Simple but significant speed improvement in textprinter.cpp #1613

fredfrance-oss · 2025-11-24T14:19:37Z

Currently the textprinter plugin does a full get_prog_point for all callbacks.
However a simple speedup is to verify that any tap point has the current PC before continuing.

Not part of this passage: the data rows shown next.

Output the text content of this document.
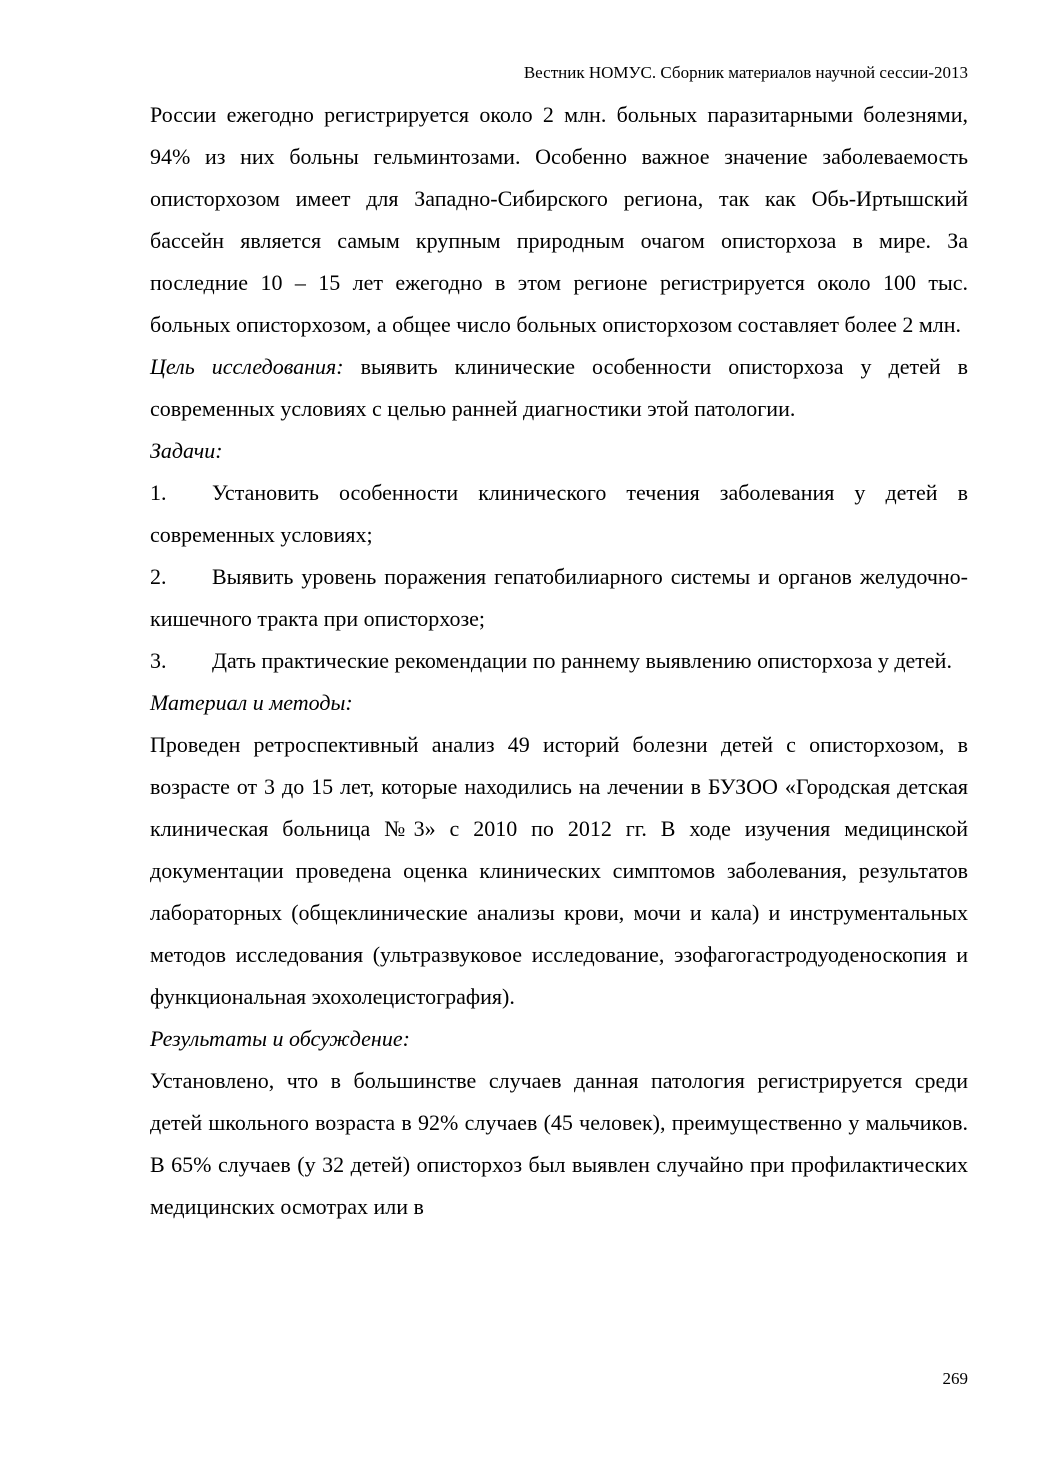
Вестник НОМУС. Сборник материалов научной сессии-2013

России ежегодно регистрируется около 2 млн. больных паразитарными болезнями, 94% из них больны гельминтозами. Особенно важное значение заболеваемость описторхозом имеет для Западно-Сибирского региона, так как Обь-Иртышский бассейн является самым крупным природным очагом описторхоза в мире. За последние 10 – 15 лет ежегодно в этом регионе регистрируется около 100 тыс. больных описторхозом, а общее число больных описторхозом составляет более 2 млн.

Цель исследования: выявить клинические особенности описторхоза у детей в современных условиях с целью ранней диагностики этой патологии.

Задачи:

1. Установить особенности клинического течения заболевания у детей в современных условиях;

2. Выявить уровень поражения гепатобилиарного системы и органов желудочно-кишечного тракта при описторхозе;

3. Дать практические рекомендации по раннему выявлению описторхоза у детей.

Материал и методы:

Проведен ретроспективный анализ 49 историй болезни детей с описторхозом, в возрасте от 3 до 15 лет, которые находились на лечении в БУЗОО «Городская детская клиническая больница №3» с 2010 по 2012 гг. В ходе изучения медицинской документации проведена оценка клинических симптомов заболевания, результатов лабораторных (общеклинические анализы крови, мочи и кала) и инструментальных методов исследования (ультразвуковое исследование, эзофагогастродуоденоскопия и функциональная эхохолецистография).

Результаты и обсуждение:

Установлено, что в большинстве случаев данная патология регистрируется среди детей школьного возраста в 92% случаев (45 человек), преимущественно у мальчиков. В 65% случаев (у 32 детей) описторхоз был выявлен случайно при профилактических медицинских осмотрах или в

269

For my test case this gave a very big improvement as you can see below.

Without optimization:

        test.rec:  2535950507 (  1.00%) instrs. 1422.76 sec.  2.06 GB ram.
        test.rec:  5071900973 (  2.00%) instrs. 2593.45 sec.  2.59 GB ram.
        test.rec:  7607851447 (  3.00%) instrs. 4124.41 sec.  2.80 GB ram.

With opt:

        test.rec:  2535950507 (  1.00%) instrs.  528.39 sec.  1.96 GB ram.
        test.rec:  5071900973 (  2.00%) instrs.  922.36 sec.  2.14 GB ram.
        test.rec:  7607851447 (  3.00%) instrs. 1660.56 sec.  2.39 GB ram.

Copilot

Pull request overview

This PR introduces a performance optimization to the textprinter plugin by adding an early PC (program counter) check before the expensive get_prog_point call. The optimization uses an unordered_set to quickly filter callbacks where the PC is not in the tap points, resulting in significant speedup (2.5-3x improvement based on the benchmark data).

Key changes:

Added fast-path PC lookup using unordered_set<target_ulong> for O(1) filtering
Modified mem_callback to check PC membership before expensive get_prog_point operation
Populated the PC set alongside existing tap_points in init_plugin

💡 Add Copilot custom instructions for smarter, more guided reviews. Learn how to get started.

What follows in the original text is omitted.